No. 02AP-1106 9 Ohio St.3d 1498, quoting Miller v. Beer Barrel Saloon (May 24, 1991), Ottowa App. No. 90-OT-050. The "dangers" alleged in this case can be placed into two categories: (1) encumbrances and other factors that restricted the movement of trucks and the mode of securing a load on a truck, and (2) the unlevel ground, which resulted from the existence of gravel and dirt, undulations in the surface and the alleged slope. The east lot was "unsafe," or was in a hazardous condition, to the extent that these factors created danger. We find that these factors were not concealed; they were in plain view. Construing the evidence most strongly in favor of plaintiffs, reasonable minds can only reach one conclusion as to the alleged hazards: all hazards that existed in the east lot at the time of the incident were open and obvious. Specifically, the absence of ladders or platforms; the existence of encumbrances such as the oil barrels, pallets, fire hydrant, standpipe surrounded by steel beams, and the chain-link fence topped with barbed wire; and the unlevelness of the ground, were all open and obvious hazards. 3 { 16} Based on the foregoing reasons, we find the open-and-obvious doctrine applicable to this case. The open-and-obvious nature of the hazards in the east lot absolved defendants of any duty to Campagna regarding these hazards. Thus, we hold that defendants owed no duty to Campagna regarding the hazards in the east lot, and defendants are entitled to judgment as a matter of law. See Armstrong, supra, at 15. The trial court did not err in granting the motion for a judgment notwithstanding the verdict. Accordingly, plaintiffs' first and second assignments of error are overruled. 3 Consistent with our determination that the dangers were open and obvious, the evidence indicates that prior to his fall, Campagna was in fact aware of most, if not all, of the particular factors that created a hazardous condition. Campagna's knowledge of the dangers raises the possibility that Campagna implicitly assumed the risks created by the hazardous condition. Because we resolve this case at the threshold issue of duty, and because the implied assumption of the risk doctrine goes to causation, not the existence of a duty, we decline to analyze the effect of the implied assumption-of-the-risk doctrine on this case.

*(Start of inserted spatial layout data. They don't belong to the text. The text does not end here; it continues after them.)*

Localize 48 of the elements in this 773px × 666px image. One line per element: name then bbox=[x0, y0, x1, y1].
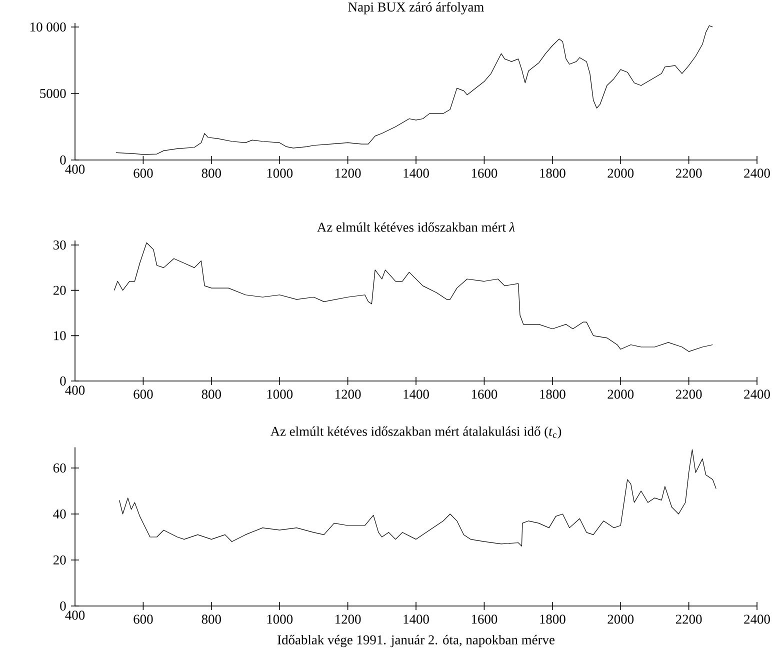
y-tick-label: 40 bbox=[53, 509, 66, 519]
y-tick-label: 10 000 bbox=[30, 22, 66, 32]
x-tick-label: 2400 bbox=[744, 390, 770, 399]
y-tick-label: 30 bbox=[54, 240, 66, 250]
x-tick-label: 1200 bbox=[336, 614, 361, 624]
x-tick-label: 400 bbox=[65, 386, 85, 395]
x-tick-label: 1000 bbox=[267, 168, 293, 178]
y-tick-label: 0 bbox=[60, 155, 66, 165]
x-tick-label: 1400 bbox=[404, 614, 429, 624]
y-tick-label: 5000 bbox=[40, 88, 66, 98]
x-tick-label: 1200 bbox=[336, 168, 361, 178]
x-tick-label: 600 bbox=[134, 390, 153, 399]
x-tick-label: 2400 bbox=[744, 168, 770, 178]
x-tick-label: 2000 bbox=[608, 614, 634, 624]
x-tick-label: 1800 bbox=[540, 390, 566, 399]
x-tick-label: 1600 bbox=[472, 168, 498, 178]
y-tick-label: 20 bbox=[53, 555, 66, 565]
x-tick-label: 400 bbox=[65, 610, 85, 620]
x-tick-label: 1000 bbox=[267, 390, 293, 399]
x-tick-label: 2400 bbox=[744, 614, 770, 624]
x-tick-label: 1600 bbox=[472, 614, 498, 624]
x-tick-label: 1600 bbox=[472, 390, 498, 399]
x-tick-label: 1400 bbox=[404, 390, 429, 399]
x-tick-label: 800 bbox=[202, 614, 221, 624]
x-tick-label: 600 bbox=[134, 168, 153, 178]
x-tick-label: 2200 bbox=[676, 614, 702, 624]
x-tick-label: 2000 bbox=[608, 390, 634, 399]
y-tick-label: 0 bbox=[60, 376, 66, 386]
x-tick-label: 400 bbox=[65, 164, 85, 174]
x-tick-label: 1400 bbox=[404, 168, 429, 178]
y-tick-label: 10 bbox=[54, 331, 66, 340]
x-tick-label: 800 bbox=[202, 390, 221, 399]
y-tick-label: 60 bbox=[53, 463, 66, 473]
chart-title: Napi BUX záró árfolyam bbox=[348, 2, 484, 14]
x-tick-label: 1000 bbox=[267, 614, 293, 624]
x-tick-label: 600 bbox=[134, 614, 153, 624]
x-axis-title: Időablak vége 1991. január 2. óta, napokban mérve bbox=[278, 634, 554, 648]
y-tick-label: 0 bbox=[60, 601, 66, 611]
y-tick-label: 20 bbox=[53, 286, 66, 295]
x-tick-label: 800 bbox=[202, 168, 221, 178]
chart-title: Az elmúlt kétéves időszakban mért λ bbox=[317, 222, 515, 232]
x-tick-label: 2200 bbox=[676, 168, 702, 178]
chart-title: Az elmúlt kétéves időszakban mért átalakulási idő (t$_{c}$) bbox=[270, 426, 562, 439]
x-tick-label: 1800 bbox=[540, 168, 566, 178]
x-tick-label: 2000 bbox=[608, 168, 634, 178]
x-tick-label: 1800 bbox=[540, 614, 566, 624]
x-tick-label: 1200 bbox=[336, 390, 361, 399]
x-tick-label: 2200 bbox=[676, 390, 702, 399]
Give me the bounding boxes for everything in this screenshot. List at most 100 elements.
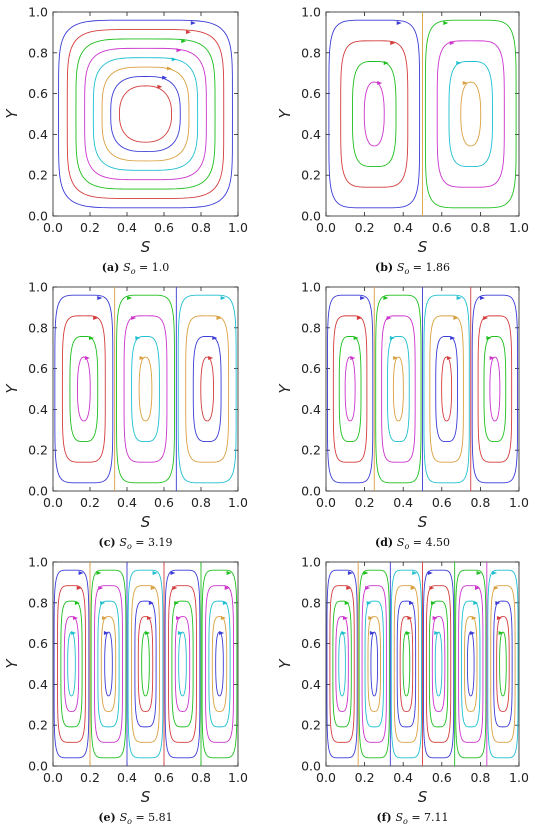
streamline-curve <box>54 294 114 484</box>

No. 02AP-1106 10 { 17} By their third, fourth, and fifth assignments of error, plaintiffs assert that the trial court erred when it provisionally ordered a new trial in the event the judgment notwithstanding the verdict is reversed on appeal. Our disposition of plaintiffs' first and second assignments of error renders their third, fourth, and fifth assignments of error moot. See App.R. 12(A)(1)(c). { 18} For the foregoing reasons, plaintiffs' first and second assignments of error are overruled, and plaintiffs' third, fourth, and fifth assignments of error are moot. Accordingly, the judgment of the Franklin County Court of Common Pleas is affirmed. WRIGHT and KLATT, JJ., concur. WRIGHT, J., retired, of the Ohio Supreme Court, assigned to active duty under authority of Section 6(C), Article IV, Ohio Constitution. Judgment affirmed.